QUID HAS HEARD this week was pretty rough for our kith and kin. Aurora police reported this week that a naked man was found in a neighbor’s backyard having a psychological episode. That’s the bad news. The worse news: He quite possibly severed his own hand with a garden tool before disrobing and taking a sojourn in the neighbor’s yard Sunday night. That’s probably the worst ending to a weekend ever. Cops and fire figures were mum on the man’s condition and cited health privacy protection laws in news reports to protect the innocent, handless and shirtless. Because walking into a neighbor’s yard in your birthday suit doesn’t mean you give up your right to privacy.

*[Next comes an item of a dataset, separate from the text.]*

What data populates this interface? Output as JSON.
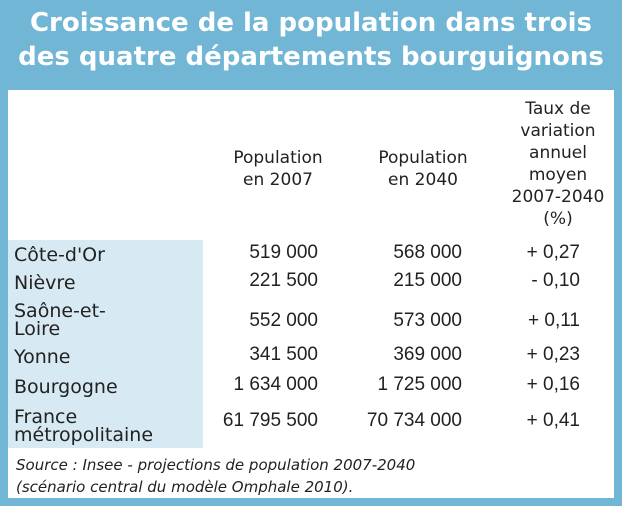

QUID HAS HEARD that Aurora’s DARE program is winding down and will be folded into a larger youth program to scare kids citywide. The DARE program, rendered mostly expensive and partially useless thanks to Colorado’s legalization of marijuana, will focus on different aspects of abiding by the law and not joining gangs and such. It’s a valuable effort in schools, and one that serves a purpose, because Aurora’s youth needs to know the truth about recreational drugs — it makes Adam Sandler movies tolerable, and that’s never a good thing — and that students should be steered in more productive directions in their lives. The world has enough journalists.
QUID HAS HEARD that the City of Aurora is telling Denver hotels it has had enough. The city announced a counter suit Wednesday in Downtown Denver, alleging that Denver hotels have wasted valuable time, money and coffee in their pursuit of frivolity and pointless lawsuits — or something. Mayor Steve Hogan appeared at Union Station in Denver on their turf, presumably to signal that the city’s ready to rumble, Jets v. Sharks style. Quid applauds that type of grapes, but if you paid attention to the hype leading up to the announcement, then it’s hard to not feel let down by the announcement. After all, these are just papers folks. Hard to get excited about composing and sending nasty notes back and forth to each other.

The D.A.R.E. program rendered useless by the legalization of pot…..think about it….the people you voted for allow that to happen,,,that’s a fact….sooo you got what you voted for…so stop your sniviling.
Quid,
My grandfather used to say, “why not take what you already have and make it better”?
What Chief Oates needed to do with the D.A.R.E program was to give it a mini facelift. Not retitle, repurpose, rename and, retrain just to have another new initiative he can tag his name to.
Making the Denver Post today, is this headline: POT PROBLEMS IN COLORADO SCHOOLS INCREASE WITH LEGALIZATION.
Going further, D.A.R.E already address’ the negatives of violence and belonging to gangs.
Sometimes a little botox goes a long way.